Needless to say, the pair’s bid to expose the drug dealer on campus doesn’t exactly run smoothly. Schmidt is momentarily distracted by his relationship with Maya, which is continually interrupted by her seething room-mate (a brilliantly vicious Jillian Bell). Meanwhile, Jenko finds himself genuinely enjoying playing football and questions his future as a cop, which leads to one of the funniest couple’s therapy scenes I have ever witnessed. Fuelled by jealousy, Schmidt is intent to prove that his partner’s new friend, Zook (Kurt Russell’s son, Wyatt) is responsible for the drugs. This leads the not-so-dynamic duo to “break up” and go their separate ways in the investigation. But the interlude in this bromance is, thankfully, brief. Hill and Tatum play so well off each other. They have all the charm and appeal of an old-fashioned screwball comedy. If old fashioned screwball comedies were strewn with references to sexual positions, genitalia and drugs.

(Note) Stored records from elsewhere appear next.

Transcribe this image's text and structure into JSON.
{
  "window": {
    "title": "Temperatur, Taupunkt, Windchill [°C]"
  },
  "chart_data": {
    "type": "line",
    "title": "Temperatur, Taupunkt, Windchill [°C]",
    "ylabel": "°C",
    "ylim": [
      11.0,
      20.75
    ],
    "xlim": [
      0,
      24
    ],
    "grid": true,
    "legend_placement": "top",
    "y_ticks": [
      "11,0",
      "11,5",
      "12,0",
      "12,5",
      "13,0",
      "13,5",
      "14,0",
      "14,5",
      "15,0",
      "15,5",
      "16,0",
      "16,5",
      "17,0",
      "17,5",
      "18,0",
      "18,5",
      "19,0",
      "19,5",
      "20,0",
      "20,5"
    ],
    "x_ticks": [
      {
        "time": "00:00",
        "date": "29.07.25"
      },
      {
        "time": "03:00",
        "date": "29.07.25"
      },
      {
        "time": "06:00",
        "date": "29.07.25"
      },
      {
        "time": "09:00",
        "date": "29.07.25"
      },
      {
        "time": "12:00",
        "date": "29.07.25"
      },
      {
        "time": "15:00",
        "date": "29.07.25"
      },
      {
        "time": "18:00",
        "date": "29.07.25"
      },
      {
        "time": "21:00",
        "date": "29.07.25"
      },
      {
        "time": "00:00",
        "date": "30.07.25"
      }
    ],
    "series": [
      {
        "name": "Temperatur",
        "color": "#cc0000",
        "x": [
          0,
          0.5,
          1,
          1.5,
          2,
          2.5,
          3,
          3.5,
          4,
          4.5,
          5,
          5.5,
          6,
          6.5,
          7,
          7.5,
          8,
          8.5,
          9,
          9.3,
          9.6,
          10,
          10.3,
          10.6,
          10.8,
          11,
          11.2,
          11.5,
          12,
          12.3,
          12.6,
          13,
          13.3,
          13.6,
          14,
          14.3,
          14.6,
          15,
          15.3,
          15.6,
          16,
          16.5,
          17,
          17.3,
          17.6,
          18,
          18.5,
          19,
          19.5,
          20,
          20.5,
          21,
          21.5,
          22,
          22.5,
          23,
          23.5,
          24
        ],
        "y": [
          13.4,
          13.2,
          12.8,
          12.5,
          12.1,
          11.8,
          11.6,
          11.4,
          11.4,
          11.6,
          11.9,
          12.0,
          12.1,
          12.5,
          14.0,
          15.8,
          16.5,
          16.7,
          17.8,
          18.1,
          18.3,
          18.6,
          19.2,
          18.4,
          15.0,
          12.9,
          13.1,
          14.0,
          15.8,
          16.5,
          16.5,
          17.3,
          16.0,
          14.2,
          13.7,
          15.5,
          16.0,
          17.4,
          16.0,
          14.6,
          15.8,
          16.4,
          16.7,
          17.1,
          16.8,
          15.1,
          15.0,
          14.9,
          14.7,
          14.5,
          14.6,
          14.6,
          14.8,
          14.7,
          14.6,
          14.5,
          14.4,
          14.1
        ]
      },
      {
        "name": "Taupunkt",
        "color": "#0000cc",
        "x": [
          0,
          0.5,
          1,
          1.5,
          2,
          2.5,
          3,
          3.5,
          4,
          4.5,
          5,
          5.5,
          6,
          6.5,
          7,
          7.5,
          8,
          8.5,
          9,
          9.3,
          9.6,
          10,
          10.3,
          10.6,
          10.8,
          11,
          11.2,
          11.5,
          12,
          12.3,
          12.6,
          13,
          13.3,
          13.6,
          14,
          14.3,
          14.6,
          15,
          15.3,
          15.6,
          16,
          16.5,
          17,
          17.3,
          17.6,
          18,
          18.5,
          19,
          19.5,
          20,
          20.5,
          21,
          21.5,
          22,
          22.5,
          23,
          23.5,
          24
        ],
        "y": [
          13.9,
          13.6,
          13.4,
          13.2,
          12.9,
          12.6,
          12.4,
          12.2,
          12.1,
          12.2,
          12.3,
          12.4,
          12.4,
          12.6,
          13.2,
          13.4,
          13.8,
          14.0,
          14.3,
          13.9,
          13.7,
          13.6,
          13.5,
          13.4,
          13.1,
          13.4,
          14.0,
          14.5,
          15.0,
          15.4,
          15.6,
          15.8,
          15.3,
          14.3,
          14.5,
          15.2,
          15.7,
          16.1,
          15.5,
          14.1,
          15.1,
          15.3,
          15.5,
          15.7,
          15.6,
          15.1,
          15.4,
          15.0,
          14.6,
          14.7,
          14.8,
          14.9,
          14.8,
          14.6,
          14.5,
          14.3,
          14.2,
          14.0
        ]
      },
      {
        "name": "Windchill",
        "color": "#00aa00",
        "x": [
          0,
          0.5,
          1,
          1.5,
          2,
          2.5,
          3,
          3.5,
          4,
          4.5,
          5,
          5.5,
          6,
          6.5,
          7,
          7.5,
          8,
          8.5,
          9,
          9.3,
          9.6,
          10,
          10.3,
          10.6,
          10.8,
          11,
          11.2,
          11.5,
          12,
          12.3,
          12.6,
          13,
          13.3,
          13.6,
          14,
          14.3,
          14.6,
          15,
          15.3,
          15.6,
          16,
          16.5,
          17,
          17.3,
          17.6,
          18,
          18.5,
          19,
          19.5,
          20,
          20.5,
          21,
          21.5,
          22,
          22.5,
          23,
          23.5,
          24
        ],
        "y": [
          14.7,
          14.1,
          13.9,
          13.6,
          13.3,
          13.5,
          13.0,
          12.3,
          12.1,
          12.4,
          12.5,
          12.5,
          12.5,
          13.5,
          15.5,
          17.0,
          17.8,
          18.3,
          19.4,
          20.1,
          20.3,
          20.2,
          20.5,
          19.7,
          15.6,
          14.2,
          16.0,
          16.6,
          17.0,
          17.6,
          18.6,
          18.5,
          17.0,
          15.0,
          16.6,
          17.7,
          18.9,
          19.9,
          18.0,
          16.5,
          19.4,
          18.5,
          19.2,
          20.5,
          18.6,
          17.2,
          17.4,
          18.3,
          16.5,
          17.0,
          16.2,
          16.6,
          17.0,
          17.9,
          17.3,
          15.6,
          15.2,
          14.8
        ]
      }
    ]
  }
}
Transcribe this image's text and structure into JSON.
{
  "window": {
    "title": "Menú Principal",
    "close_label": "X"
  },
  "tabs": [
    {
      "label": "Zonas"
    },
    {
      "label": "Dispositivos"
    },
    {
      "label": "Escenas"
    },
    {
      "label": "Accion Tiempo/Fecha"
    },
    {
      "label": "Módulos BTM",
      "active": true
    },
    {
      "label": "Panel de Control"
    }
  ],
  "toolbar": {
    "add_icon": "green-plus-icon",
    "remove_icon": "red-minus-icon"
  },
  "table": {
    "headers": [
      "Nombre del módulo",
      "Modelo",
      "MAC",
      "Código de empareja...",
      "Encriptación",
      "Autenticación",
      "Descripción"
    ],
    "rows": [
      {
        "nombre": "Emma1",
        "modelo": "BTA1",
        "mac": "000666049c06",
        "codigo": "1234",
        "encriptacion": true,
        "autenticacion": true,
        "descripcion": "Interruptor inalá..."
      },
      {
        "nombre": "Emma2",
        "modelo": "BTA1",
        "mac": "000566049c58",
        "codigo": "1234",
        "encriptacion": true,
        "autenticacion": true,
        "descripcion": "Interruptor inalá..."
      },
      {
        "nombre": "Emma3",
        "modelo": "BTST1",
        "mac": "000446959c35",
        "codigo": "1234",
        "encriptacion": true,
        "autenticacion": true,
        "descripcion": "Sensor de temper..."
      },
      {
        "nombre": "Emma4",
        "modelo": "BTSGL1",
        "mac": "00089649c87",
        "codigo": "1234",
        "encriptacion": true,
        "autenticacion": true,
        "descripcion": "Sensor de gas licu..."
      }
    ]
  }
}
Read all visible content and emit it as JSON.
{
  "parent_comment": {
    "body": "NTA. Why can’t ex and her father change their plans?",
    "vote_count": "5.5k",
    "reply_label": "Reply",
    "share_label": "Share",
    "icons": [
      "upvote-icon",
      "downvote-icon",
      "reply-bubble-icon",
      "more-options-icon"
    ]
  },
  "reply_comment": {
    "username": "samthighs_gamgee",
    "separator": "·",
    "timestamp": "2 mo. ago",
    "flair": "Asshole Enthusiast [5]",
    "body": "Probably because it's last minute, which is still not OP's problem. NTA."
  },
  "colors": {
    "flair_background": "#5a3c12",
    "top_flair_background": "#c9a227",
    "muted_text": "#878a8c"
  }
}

The conclusion to the film – without giving too much away – is spectacular carnage. With a Spring Break beach party as its backdrop, chaos is an understatement. It has some of the most skilfully funny fist fights you will ever have the pleasure of killing yourself laughing at. But, given the pair at the heart of this, it also features brilliant dialogue as the pair tie themselves in knots trying to explain their way out of the mess they find themselves in. Also, you can expect every Tatum wannabe sporting his “Sun’s Out, Gun’s Out” vest on their not-so-perfectly formed biceps this summer. After saving the day, Jenko and Schmidt reaffirm their (albeit in a roundabout way) successful partnership and decide to stay together. But don’t worry, endearment and sentimentality lasts for all of thirty second before normal, immature service resumes.
Whilst the title sequence may well have been an affectionate pastiche of the television show, the closing credits do nothing but continue to mock the less profitable, but more ridiculous, sequels that are often churned out. It quickly launches through all sorts of nonsensical possible missions for the pair. Jump Street: Ninja School, anyone? Well, actually … maybe.